Thursday, December 24, 2009
THURSDAY, Dec. 24 (HealthDay News) -- Instead of performing emergency open surgery on a colon cancer patient with an obstructing tumor, placement of a metal stent can open a bowel pathway until the tumor is removed via less invasive laparoscopy, according to a study in the December issue of the Archives of Surgery.

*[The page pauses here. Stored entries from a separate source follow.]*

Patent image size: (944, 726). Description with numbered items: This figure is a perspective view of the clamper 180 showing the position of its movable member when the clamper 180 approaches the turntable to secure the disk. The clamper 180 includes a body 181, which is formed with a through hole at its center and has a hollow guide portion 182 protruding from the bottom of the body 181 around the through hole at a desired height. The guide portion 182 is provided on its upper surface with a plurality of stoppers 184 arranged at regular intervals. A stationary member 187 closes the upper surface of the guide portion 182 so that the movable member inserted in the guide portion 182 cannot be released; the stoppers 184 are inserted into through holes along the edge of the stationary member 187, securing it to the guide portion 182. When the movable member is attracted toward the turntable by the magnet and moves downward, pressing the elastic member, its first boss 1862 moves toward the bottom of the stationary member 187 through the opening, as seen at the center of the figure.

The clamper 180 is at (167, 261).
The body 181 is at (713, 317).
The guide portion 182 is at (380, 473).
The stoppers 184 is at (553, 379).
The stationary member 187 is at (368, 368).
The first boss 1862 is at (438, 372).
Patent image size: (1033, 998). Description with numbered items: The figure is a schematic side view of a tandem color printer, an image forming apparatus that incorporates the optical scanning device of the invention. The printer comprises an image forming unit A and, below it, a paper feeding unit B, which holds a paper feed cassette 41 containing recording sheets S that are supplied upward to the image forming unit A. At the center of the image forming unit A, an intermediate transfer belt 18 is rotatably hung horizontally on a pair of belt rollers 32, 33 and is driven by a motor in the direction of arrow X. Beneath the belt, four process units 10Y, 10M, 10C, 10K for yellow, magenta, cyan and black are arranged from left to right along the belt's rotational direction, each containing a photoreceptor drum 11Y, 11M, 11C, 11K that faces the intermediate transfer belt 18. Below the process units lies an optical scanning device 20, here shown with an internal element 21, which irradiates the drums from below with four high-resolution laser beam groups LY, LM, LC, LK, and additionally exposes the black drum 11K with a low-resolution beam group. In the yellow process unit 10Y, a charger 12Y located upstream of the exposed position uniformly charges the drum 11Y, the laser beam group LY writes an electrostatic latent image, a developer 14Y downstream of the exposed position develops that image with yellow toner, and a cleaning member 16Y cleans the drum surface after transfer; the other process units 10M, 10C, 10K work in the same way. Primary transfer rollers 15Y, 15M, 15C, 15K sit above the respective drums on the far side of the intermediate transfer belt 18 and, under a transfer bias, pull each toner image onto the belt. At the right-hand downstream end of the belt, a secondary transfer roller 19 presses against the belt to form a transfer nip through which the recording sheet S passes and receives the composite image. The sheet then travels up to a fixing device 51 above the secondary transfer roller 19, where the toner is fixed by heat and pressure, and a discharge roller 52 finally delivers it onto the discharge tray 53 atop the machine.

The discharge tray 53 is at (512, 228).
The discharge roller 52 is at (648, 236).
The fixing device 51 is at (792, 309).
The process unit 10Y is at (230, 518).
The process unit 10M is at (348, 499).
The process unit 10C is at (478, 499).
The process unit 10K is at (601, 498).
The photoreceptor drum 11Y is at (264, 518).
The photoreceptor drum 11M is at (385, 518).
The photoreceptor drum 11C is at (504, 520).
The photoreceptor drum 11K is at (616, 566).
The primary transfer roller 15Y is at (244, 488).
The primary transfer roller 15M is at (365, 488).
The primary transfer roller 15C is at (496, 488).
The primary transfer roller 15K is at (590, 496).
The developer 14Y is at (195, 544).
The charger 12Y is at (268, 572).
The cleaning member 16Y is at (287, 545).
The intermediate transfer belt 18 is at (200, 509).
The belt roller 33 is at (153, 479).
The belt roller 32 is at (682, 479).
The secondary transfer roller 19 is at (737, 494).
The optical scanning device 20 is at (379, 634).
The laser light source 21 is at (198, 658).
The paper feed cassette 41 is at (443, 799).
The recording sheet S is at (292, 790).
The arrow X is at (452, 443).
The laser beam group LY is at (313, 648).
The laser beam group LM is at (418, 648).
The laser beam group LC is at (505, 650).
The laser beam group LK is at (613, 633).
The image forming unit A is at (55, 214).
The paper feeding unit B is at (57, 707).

Hester Yui Shan Cheung, of the Pamela Youde Nethersole Eastern Hospital in Hong Kong, and colleagues randomized 48 patients with left-side colon cancer and an obstructing tumor to be treated by either endoluminal stenting with self-expanding metal stents followed within two weeks by laparoscopic resection, or emergency open surgery the same day as admission. Outcome measures included a successful single-stage operation, cumulative duration of the operation, amount of blood loss, hospital stay, pain and complications.
The researchers found that the patients in the stent and laparoscopy group had less blood loss than the open-surgery group, as well as less pain, decreased incidence of anastomotic leak, and less infection. Also, more patients in the stent and laparoscopy group had a successful one-stage operation and none had a permanent stoma compared to six patients with stoma in the open-surgery group.
"Self-expanding metal stents serve as a safe and effective bridge to subsequent laparoscopic surgery in patients with obstructing left-sided colon cancer. This endolaparoscopic approach makes a one-stage operation more feasible, is associated with reduced incidence of stoma creation, and allows patients with malignant large-bowel obstruction to enjoy the full benefit of minimally invasive surgery," the authors write.